Design, Synthesis, Molecular Docking Studies, and Biological Evaluation of 1, 3, 4-oxadiazol-3(2H)-yl] Ethan-1-one Derivatives as Antimicrobial Agents ^†

Abstract

A number of novel 1, 3, 4-oxadiazole analogues have been designed and synthesized through the condensation of substituted aldehyde/ketone with substituted benzohydrazide to form substituted N′-alkylidene benzohydrazide and then cyclization of N′-alkylidene benzohydrazide to form 1, 3, 4-oxadiazole derivatives. To investigate the antimicrobial data on a structural basis, in-silico docking studies of the synthesized compounds (4a–4r) into the crystal structure of E. coli DNA gyrase (Type-2 topoisomerase) using Autodock PyRx virtual screening program were performed to predict the affinity and orientation of the synthesized compounds at the activities by using 6rks Protein Data Bank (PDB).
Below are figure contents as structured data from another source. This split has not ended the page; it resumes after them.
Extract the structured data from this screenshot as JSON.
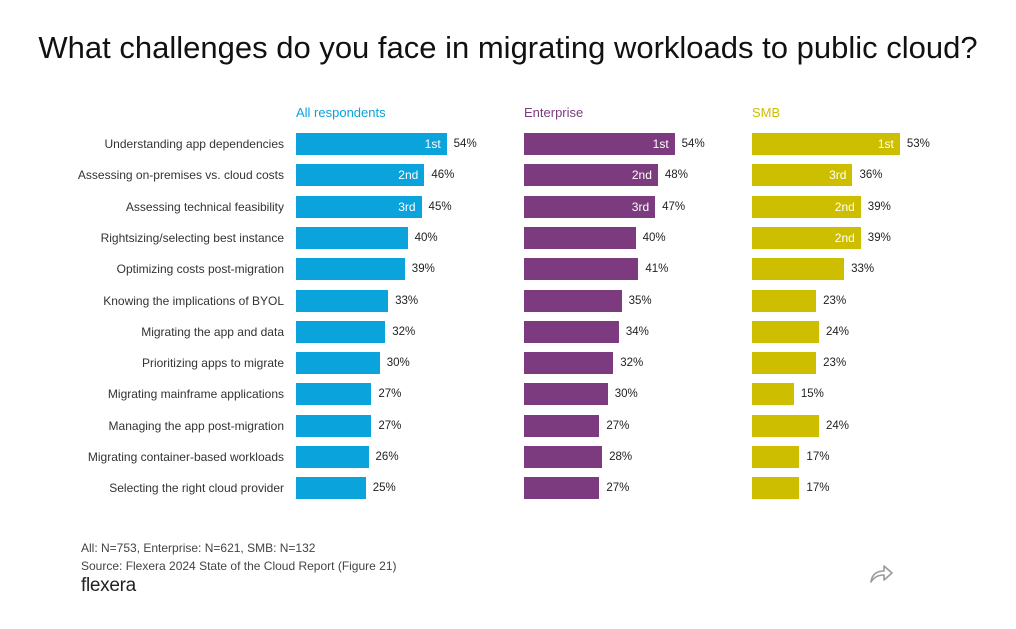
{
  "title": "What challenges do you face in migrating workloads to public cloud?",
  "colors": {
    "all": "#0aa3dc",
    "enterprise": "#7b3b7e",
    "smb": "#cdbf00"
  },
  "chart_data": {
    "type": "bar",
    "orientation": "horizontal",
    "categories": [
      "Understanding app dependencies",
      "Assessing on-premises vs. cloud costs",
      "Assessing technical feasibility",
      "Rightsizing/selecting best instance",
      "Optimizing costs post-migration",
      "Knowing the implications of BYOL",
      "Migrating the app and data",
      "Prioritizing apps to migrate",
      "Migrating mainframe applications",
      "Managing the app post-migration",
      "Migrating container-based workloads",
      "Selecting the right cloud provider"
    ],
    "series": [
      {
        "name": "All respondents",
        "color": "#0aa3dc",
        "values": [
          54,
          46,
          45,
          40,
          39,
          33,
          32,
          30,
          27,
          27,
          26,
          25
        ],
        "value_labels": [
          "54%",
          "46%",
          "45%",
          "40%",
          "39%",
          "33%",
          "32%",
          "30%",
          "27%",
          "27%",
          "26%",
          "25%"
        ],
        "ranks": [
          "1st",
          "2nd",
          "3rd",
          "",
          "",
          "",
          "",
          "",
          "",
          "",
          "",
          ""
        ]
      },
      {
        "name": "Enterprise",
        "color": "#7b3b7e",
        "values": [
          54,
          48,
          47,
          40,
          41,
          35,
          34,
          32,
          30,
          27,
          28,
          27
        ],
        "value_labels": [
          "54%",
          "48%",
          "47%",
          "40%",
          "41%",
          "35%",
          "34%",
          "32%",
          "30%",
          "27%",
          "28%",
          "27%"
        ],
        "ranks": [
          "1st",
          "2nd",
          "3rd",
          "",
          "",
          "",
          "",
          "",
          "",
          "",
          "",
          ""
        ]
      },
      {
        "name": "SMB",
        "color": "#cdbf00",
        "values": [
          53,
          36,
          39,
          39,
          33,
          23,
          24,
          23,
          15,
          24,
          17,
          17
        ],
        "value_labels": [
          "53%",
          "36%",
          "39%",
          "39%",
          "33%",
          "23%",
          "24%",
          "23%",
          "15%",
          "24%",
          "17%",
          "17%"
        ],
        "ranks": [
          "1st",
          "3rd",
          "2nd",
          "2nd",
          "",
          "",
          "",
          "",
          "",
          "",
          "",
          ""
        ]
      }
    ],
    "xlim": [
      0,
      100
    ],
    "grid": false,
    "legend": "none"
  },
  "footer": {
    "sample_note": "All: N=753, Enterprise: N=621, SMB: N=132",
    "source": "Source: Flexera 2024 State of the Cloud Report (Figure 21)",
    "logo_text": "flexera"
  },
  "icons": {
    "share": "share-arrow-icon"
  }
}
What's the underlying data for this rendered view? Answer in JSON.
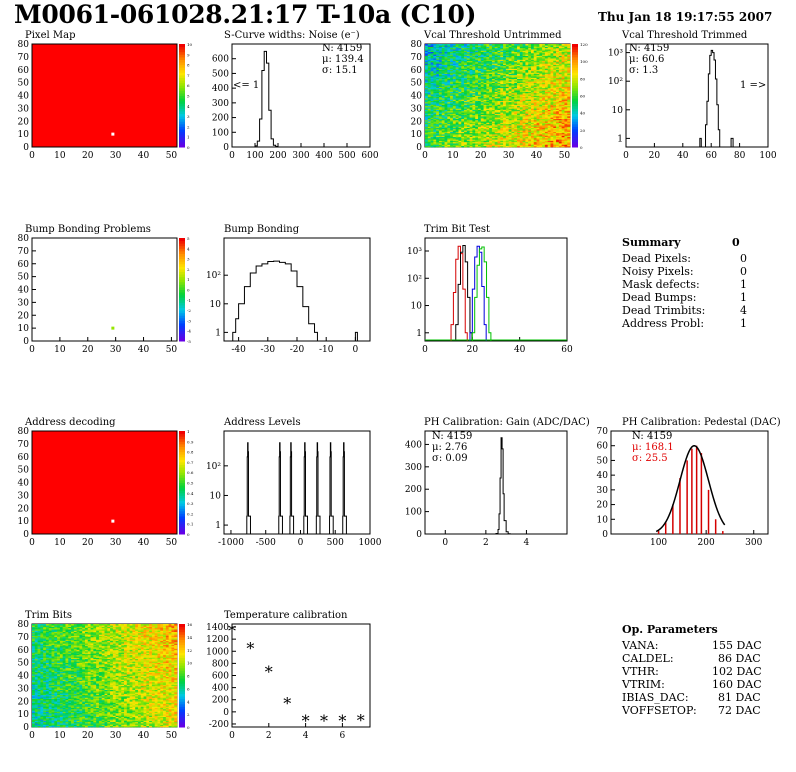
{
  "header": {
    "title": "M0061-061028.21:17 T-10a (C10)",
    "date": "Thu Jan 18 19:17:55 2007"
  },
  "panels": {
    "pixel_map": {
      "title": "Pixel Map"
    },
    "scurve": {
      "title": "S-Curve widths: Noise (e⁻)",
      "stats": [
        "N: 4159",
        "μ: 139.4",
        "σ: 15.1"
      ],
      "overflow_label": "<= 1"
    },
    "vcal_untrimmed": {
      "title": "Vcal Threshold Untrimmed"
    },
    "vcal_trimmed": {
      "title": "Vcal Threshold Trimmed",
      "stats": [
        "N: 4159",
        "μ: 60.6",
        "σ: 1.3"
      ],
      "overflow_label": "1 =>"
    },
    "bump_problems": {
      "title": "Bump Bonding Problems"
    },
    "bump_bonding": {
      "title": "Bump Bonding"
    },
    "trim_bit_test": {
      "title": "Trim Bit Test"
    },
    "address_decoding": {
      "title": "Address decoding"
    },
    "address_levels": {
      "title": "Address Levels"
    },
    "ph_gain": {
      "title": "PH Calibration: Gain (ADC/DAC)",
      "stats": [
        "N: 4159",
        "μ: 2.76",
        "σ: 0.09"
      ]
    },
    "ph_pedestal": {
      "title": "PH Calibration: Pedestal (DAC)",
      "stats": [
        "N: 4159",
        "μ: 168.1",
        "σ: 25.5"
      ]
    },
    "trim_bits": {
      "title": "Trim Bits"
    },
    "temperature": {
      "title": "Temperature calibration"
    }
  },
  "summary": {
    "title": "Summary",
    "value": "0",
    "rows": [
      {
        "label": "Dead Pixels:",
        "value": "0"
      },
      {
        "label": "Noisy Pixels:",
        "value": "0"
      },
      {
        "label": "Mask defects:",
        "value": "1"
      },
      {
        "label": "Dead Bumps:",
        "value": "1"
      },
      {
        "label": "Dead Trimbits:",
        "value": "4"
      },
      {
        "label": "Address Probl:",
        "value": "1"
      }
    ]
  },
  "op_params": {
    "title": "Op. Parameters",
    "rows": [
      {
        "label": "VANA:",
        "value": "155 DAC"
      },
      {
        "label": "CALDEL:",
        "value": "86 DAC"
      },
      {
        "label": "VTHR:",
        "value": "102 DAC"
      },
      {
        "label": "VTRIM:",
        "value": "160 DAC"
      },
      {
        "label": "IBIAS_DAC:",
        "value": "81 DAC"
      },
      {
        "label": "VOFFSETOP:",
        "value": "72 DAC"
      }
    ]
  },
  "colors": {
    "hist_line": "#000000",
    "accent_red": "#d40000",
    "accent_green": "#00c000",
    "stats_red": "#e00000"
  },
  "chart_data": [
    {
      "id": "pixel_map",
      "type": "heatmap",
      "title": "Pixel Map",
      "xlim": [
        0,
        52
      ],
      "ylim": [
        0,
        80
      ],
      "xticks": [
        0,
        10,
        20,
        30,
        40,
        50
      ],
      "yticks": [
        0,
        10,
        20,
        30,
        40,
        50,
        60,
        70,
        80
      ],
      "zticks": [
        0,
        1,
        2,
        3,
        4,
        5,
        6,
        7,
        8,
        9,
        10
      ],
      "fill_value": 10,
      "outliers": [
        {
          "x": 29,
          "y": 10,
          "value": 0
        }
      ]
    },
    {
      "id": "scurve",
      "type": "bar",
      "title": "S-Curve widths: Noise (e⁻)",
      "xlim": [
        0,
        600
      ],
      "ylim": [
        0,
        700
      ],
      "xticks": [
        0,
        100,
        200,
        300,
        400,
        500,
        600
      ],
      "yticks": [
        0,
        100,
        200,
        300,
        400,
        500,
        600
      ],
      "x": [
        90,
        100,
        110,
        120,
        130,
        140,
        150,
        160,
        170,
        180,
        190,
        200
      ],
      "values": [
        0,
        8,
        40,
        190,
        520,
        650,
        570,
        250,
        55,
        12,
        3,
        0
      ]
    },
    {
      "id": "vcal_untrimmed",
      "type": "heatmap",
      "title": "Vcal Threshold Untrimmed",
      "xlim": [
        0,
        52
      ],
      "ylim": [
        0,
        80
      ],
      "xticks": [
        0,
        10,
        20,
        30,
        40,
        50
      ],
      "yticks": [
        0,
        10,
        20,
        30,
        40,
        50,
        60,
        70,
        80
      ],
      "zticks": [
        0,
        20,
        40,
        60,
        80,
        100,
        120
      ],
      "zlim": [
        0,
        130
      ],
      "gradient": "y-left-to-x-right"
    },
    {
      "id": "vcal_trimmed",
      "type": "bar",
      "title": "Vcal Threshold Trimmed",
      "xlim": [
        0,
        100
      ],
      "ylog": true,
      "ylim": [
        0.5,
        2000
      ],
      "xticks": [
        0,
        20,
        40,
        60,
        80,
        100
      ],
      "ytick_labels": [
        "1",
        "10",
        "10²",
        "10³"
      ],
      "x": [
        52,
        53,
        56,
        57,
        58,
        59,
        60,
        61,
        62,
        63,
        64,
        65,
        66,
        74
      ],
      "values": [
        1,
        0,
        3,
        20,
        180,
        800,
        1200,
        1000,
        550,
        120,
        15,
        2,
        0,
        1
      ]
    },
    {
      "id": "bump_problems",
      "type": "heatmap",
      "title": "Bump Bonding Problems",
      "xlim": [
        0,
        52
      ],
      "ylim": [
        0,
        80
      ],
      "xticks": [
        0,
        10,
        20,
        30,
        40,
        50
      ],
      "yticks": [
        0,
        10,
        20,
        30,
        40,
        50,
        60,
        70,
        80
      ],
      "zticks": [
        -5,
        -4,
        -3,
        -2,
        -1,
        0,
        1,
        2,
        3,
        4,
        5
      ],
      "fill_value": null,
      "outliers": [
        {
          "x": 29,
          "y": 10,
          "value": 1
        }
      ]
    },
    {
      "id": "bump_bonding",
      "type": "bar",
      "title": "Bump Bonding",
      "xlim": [
        -45,
        5
      ],
      "ylog": true,
      "ylim": [
        0.5,
        2000
      ],
      "xticks": [
        -40,
        -30,
        -20,
        -10,
        0
      ],
      "ytick_labels": [
        "1",
        "10",
        "10²"
      ],
      "x": [
        -42,
        -41,
        -40,
        -38,
        -36,
        -34,
        -32,
        -30,
        -28,
        -26,
        -24,
        -22,
        -20,
        -18,
        -16,
        -14,
        -13,
        0
      ],
      "values": [
        1,
        3,
        10,
        40,
        120,
        210,
        250,
        300,
        310,
        280,
        250,
        140,
        40,
        8,
        2,
        1,
        0,
        1
      ]
    },
    {
      "id": "trim_bit_test",
      "type": "line",
      "title": "Trim Bit Test",
      "xlim": [
        0,
        60
      ],
      "ylog": true,
      "ylim": [
        0.5,
        3000
      ],
      "xticks": [
        0,
        20,
        40,
        60
      ],
      "ytick_labels": [
        "1",
        "10",
        "10²",
        "10³"
      ],
      "series": [
        {
          "color": "#d40000",
          "x": [
            11,
            12,
            13,
            14,
            15,
            16,
            17
          ],
          "values": [
            2,
            30,
            500,
            1500,
            800,
            40,
            1
          ]
        },
        {
          "color": "#000000",
          "x": [
            13,
            14,
            15,
            16,
            17,
            18,
            19
          ],
          "values": [
            2,
            60,
            900,
            1600,
            400,
            20,
            1
          ]
        },
        {
          "color": "#0000dd",
          "x": [
            19,
            20,
            21,
            22,
            23,
            24,
            25
          ],
          "values": [
            1,
            40,
            600,
            1500,
            900,
            50,
            2
          ]
        },
        {
          "color": "#00c000",
          "x": [
            20,
            21,
            22,
            23,
            24,
            25,
            26,
            27
          ],
          "values": [
            1,
            20,
            300,
            1200,
            1400,
            400,
            20,
            1
          ]
        }
      ]
    },
    {
      "id": "address_decoding",
      "type": "heatmap",
      "title": "Address decoding",
      "xlim": [
        0,
        52
      ],
      "ylim": [
        0,
        80
      ],
      "xticks": [
        0,
        10,
        20,
        30,
        40,
        50
      ],
      "yticks": [
        0,
        10,
        20,
        30,
        40,
        50,
        60,
        70,
        80
      ],
      "zticks": [
        0,
        0.1,
        0.2,
        0.3,
        0.4,
        0.5,
        0.6,
        0.7,
        0.8,
        0.9,
        1
      ],
      "fill_value": 1,
      "outliers": [
        {
          "x": 29,
          "y": 10,
          "value": 0
        }
      ]
    },
    {
      "id": "address_levels",
      "type": "bar",
      "title": "Address Levels",
      "xlim": [
        -1100,
        1000
      ],
      "ylog": true,
      "ylim": [
        0.5,
        1500
      ],
      "xticks": [
        -1000,
        -500,
        0,
        500,
        1000
      ],
      "ytick_labels": [
        "1",
        "10",
        "10²"
      ],
      "peaks": [
        -760,
        -300,
        -140,
        60,
        240,
        430,
        620
      ]
    },
    {
      "id": "ph_gain",
      "type": "bar",
      "title": "PH Calibration: Gain (ADC/DAC)",
      "xlim": [
        -1,
        6
      ],
      "ylim": [
        0,
        460
      ],
      "xticks": [
        0,
        2,
        4
      ],
      "yticks": [
        0,
        100,
        200,
        300,
        400
      ],
      "x": [
        2.5,
        2.6,
        2.65,
        2.7,
        2.75,
        2.8,
        2.85,
        2.9,
        3.0,
        3.1
      ],
      "values": [
        2,
        20,
        90,
        250,
        430,
        380,
        180,
        60,
        10,
        1
      ]
    },
    {
      "id": "ph_pedestal",
      "type": "bar",
      "title": "PH Calibration: Pedestal (DAC)",
      "xlim": [
        0,
        330
      ],
      "ylim": [
        0,
        70
      ],
      "xticks": [
        100,
        200,
        300
      ],
      "yticks": [
        0,
        10,
        20,
        30,
        40,
        50,
        60,
        70
      ],
      "x": [
        100,
        115,
        130,
        145,
        160,
        170,
        180,
        190,
        205,
        220,
        235
      ],
      "values": [
        2,
        8,
        20,
        38,
        50,
        58,
        60,
        55,
        30,
        10,
        2
      ]
    },
    {
      "id": "trim_bits",
      "type": "heatmap",
      "title": "Trim Bits",
      "xlim": [
        0,
        52
      ],
      "ylim": [
        0,
        80
      ],
      "xticks": [
        0,
        10,
        20,
        30,
        40,
        50
      ],
      "yticks": [
        0,
        10,
        20,
        30,
        40,
        50,
        60,
        70,
        80
      ],
      "zticks": [
        0,
        2,
        4,
        6,
        8,
        10,
        12,
        14,
        16
      ],
      "zlim": [
        0,
        16
      ],
      "gradient": "y-left-to-x-right"
    },
    {
      "id": "temperature",
      "type": "scatter",
      "title": "Temperature calibration",
      "xlim": [
        0,
        7.5
      ],
      "ylim": [
        -250,
        1450
      ],
      "xticks": [
        0,
        2,
        4,
        6
      ],
      "yticks": [
        -200,
        0,
        200,
        400,
        600,
        800,
        1000,
        1200,
        1400
      ],
      "x": [
        0,
        1,
        2,
        3,
        4,
        5,
        6,
        7
      ],
      "values": [
        1330,
        1040,
        650,
        130,
        -160,
        -160,
        -160,
        -150
      ]
    }
  ]
}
Inhibiting the ATPase activity of gyrase blocks the introduction of negative supercoils in DNA and traps the chromosome in a positively supercoiled state that may have a downstream impact on cell physiology and division. The results indicate that ketone-substituted benzohydrazide derivatives show good binding affinity (−8 kcal to −9 kcal) and electron-withdrawing group such as –NO₂ and –Cl present at R1 increases the affinity of scaffold and DNA gyrase receptors and binds into the specificity pocket. In this pocket, the 1, 3, 4-oxadiazole nucleus of these compounds interacts with the amino acid Alanine A: 421, Valine A: 420, Tyrosine A: 478, and Glutamine A: 381 residues of the target. Also, it is verified by in vitro antimicrobial screening, where all the compounds were active against tested bacterial strains. Among these compounds 4(c), 4(d), (4e), (4h), (4i), 4(m), 4(n), 4(o), 4(p), and (4q) showed good bacterial zone inhibition.